Juan Martin del Potro has never gotten past the quarterfinals of the Australian Open. (Michael Dodge/Getty Images)
Unseeded Frenchman Jeremy Chardy pulled off the upset of the tournament so far, ousting No. 6 Juan Martin del Potro 6-3, 6-3, 6-7, 3-6, 6-3 in the third round of the Australian Open. Del Potro, a dark horse for the title after a tremendous fall season that saw him defeat Roger Federer twice indoors, wilted late in the fifth set to tumble out.
Three thoughts on a stunning upset:
1. A setback for Del Potro: 2013 is supposed to be the year that the big-hitting Argentine got back to contending for major titles. He's one of the few guys on tour who can say he's beaten the likes of Roger Federer, Rafael Nadal, and Novak Djokovic on the biggest stages. After a year and a half slump brought on by a serious wrist injury, Del Potro began to look like the man who beat Federer for the 2009 U.S. Open last fall. His forehand was clicking, his movement improved. Beating Djokovic at the Olympics (and pushing Federer deep into a third set) reminded him that he belongs with the Big Four.
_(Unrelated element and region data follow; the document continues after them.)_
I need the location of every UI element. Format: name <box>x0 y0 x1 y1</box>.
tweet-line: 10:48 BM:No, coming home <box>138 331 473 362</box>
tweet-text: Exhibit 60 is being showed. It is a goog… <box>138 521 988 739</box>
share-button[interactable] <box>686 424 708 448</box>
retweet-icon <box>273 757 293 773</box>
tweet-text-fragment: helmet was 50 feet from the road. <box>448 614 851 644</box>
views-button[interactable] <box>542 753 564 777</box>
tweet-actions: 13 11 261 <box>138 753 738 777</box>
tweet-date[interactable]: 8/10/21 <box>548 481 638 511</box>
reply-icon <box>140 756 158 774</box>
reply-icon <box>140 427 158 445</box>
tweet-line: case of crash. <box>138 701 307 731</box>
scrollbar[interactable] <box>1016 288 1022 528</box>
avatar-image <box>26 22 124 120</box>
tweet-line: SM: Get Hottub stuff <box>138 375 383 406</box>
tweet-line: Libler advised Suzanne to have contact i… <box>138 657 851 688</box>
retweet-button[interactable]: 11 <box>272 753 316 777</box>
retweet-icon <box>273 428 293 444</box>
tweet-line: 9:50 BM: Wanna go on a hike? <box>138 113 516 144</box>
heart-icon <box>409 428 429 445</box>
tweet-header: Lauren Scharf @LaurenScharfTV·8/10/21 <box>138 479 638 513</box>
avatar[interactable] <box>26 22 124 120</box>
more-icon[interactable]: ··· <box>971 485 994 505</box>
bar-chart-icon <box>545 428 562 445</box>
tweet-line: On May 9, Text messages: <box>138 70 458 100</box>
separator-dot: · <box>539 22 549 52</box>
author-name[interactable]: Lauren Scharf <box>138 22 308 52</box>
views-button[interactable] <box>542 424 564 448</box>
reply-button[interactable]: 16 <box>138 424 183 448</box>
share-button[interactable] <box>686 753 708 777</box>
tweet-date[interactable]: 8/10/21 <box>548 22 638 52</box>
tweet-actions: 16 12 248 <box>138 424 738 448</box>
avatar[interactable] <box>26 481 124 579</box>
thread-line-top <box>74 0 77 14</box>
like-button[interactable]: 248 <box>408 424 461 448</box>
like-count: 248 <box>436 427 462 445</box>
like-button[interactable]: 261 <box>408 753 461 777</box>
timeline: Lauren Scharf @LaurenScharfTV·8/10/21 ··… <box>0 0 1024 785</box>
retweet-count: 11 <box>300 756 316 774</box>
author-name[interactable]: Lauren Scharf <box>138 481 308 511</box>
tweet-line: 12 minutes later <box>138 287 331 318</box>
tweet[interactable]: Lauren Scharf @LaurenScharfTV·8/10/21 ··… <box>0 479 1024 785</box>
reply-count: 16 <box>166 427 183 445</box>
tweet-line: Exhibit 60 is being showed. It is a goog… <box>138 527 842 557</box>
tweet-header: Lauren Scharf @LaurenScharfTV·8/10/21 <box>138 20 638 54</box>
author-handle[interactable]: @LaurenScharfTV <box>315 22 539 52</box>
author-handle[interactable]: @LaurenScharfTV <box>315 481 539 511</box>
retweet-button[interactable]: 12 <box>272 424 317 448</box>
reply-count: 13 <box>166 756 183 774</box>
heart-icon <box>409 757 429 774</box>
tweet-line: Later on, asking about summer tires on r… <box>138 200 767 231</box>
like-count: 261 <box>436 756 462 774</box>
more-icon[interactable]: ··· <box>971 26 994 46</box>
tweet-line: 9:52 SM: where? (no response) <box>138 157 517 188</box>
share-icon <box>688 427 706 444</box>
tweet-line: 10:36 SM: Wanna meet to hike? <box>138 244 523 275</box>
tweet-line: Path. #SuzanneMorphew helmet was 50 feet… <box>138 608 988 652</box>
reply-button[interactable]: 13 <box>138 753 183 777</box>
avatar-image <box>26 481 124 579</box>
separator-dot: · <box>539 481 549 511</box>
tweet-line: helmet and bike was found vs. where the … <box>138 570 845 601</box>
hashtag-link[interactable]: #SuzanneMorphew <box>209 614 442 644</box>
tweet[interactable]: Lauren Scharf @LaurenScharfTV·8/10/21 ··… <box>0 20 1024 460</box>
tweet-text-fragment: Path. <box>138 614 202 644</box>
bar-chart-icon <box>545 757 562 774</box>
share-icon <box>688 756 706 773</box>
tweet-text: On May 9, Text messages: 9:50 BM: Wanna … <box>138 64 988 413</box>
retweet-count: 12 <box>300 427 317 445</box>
But you don't become part of that conversation until you're a reliable bet to get deep in the second week of a major. Saturday's loss to Chardy raised quite a few question. Through two rounds Del Potro was one of the most impressive players in the draw, ripping his forehand with impunity. Yet he came out completely flat against the Frenchman on a mild day in Melbourne and couldn't work his way out of the funk tactically. He stayed in a defensive shell and rarely unleashed on his groundstrokes the way he should be when he's dominating. You really shouldn't be scrambling to play defense when you're 6-foot-6, but that's what Del Potro was doing. He consistently found himself six feet behind the baseline defending from sideline to sideline, while the unseeded Chardy, ranked No. 36, had a career day, blasting forehand winners with laser precision.
Del Potro fans can take some solace in the fact that the Argentine has never had a great history here in Melbourne. He's never made it past the quarterfinals at the Australian Open.
2. Andy Murray's draw gets easier: Murray, 6-4, 6-3, 7-5 winner over Ricardas Berankis, is the prime benefactor of Del Potro's exit. They were slated to meet in a quarterfinal. Instead, assuming he wins his fourth-round match against Gael Monfils or Gilles Simon, Murray won't play a seed in the quarterfinals. Andreas Seppi upset No. 12 Marin Cilic on Saturday as well. Murray had a 5-1 lead in the head-to-head against Del Potro, but the way the Argentine was playing it was easy to think Del Potro was hitting the ball well enough to get the win.
3. Jeremy Chardy, I doff my chapeau
: The focus is obviously on Del Potro but huge respect to Chardy. The 25-year-old has never pulled off a win of this caliber, and to be frank, few could say they believed he had this in him. The conventional wisdom was he would fold after failing to win the match in three sets, a poor third-set tiebreak throwing Del Potro a lifeline. After Del Potro played a poor service game late in the fifth to give Chardy the 5-3 lead, the Frenchman stepped up to the line and served it out without fear.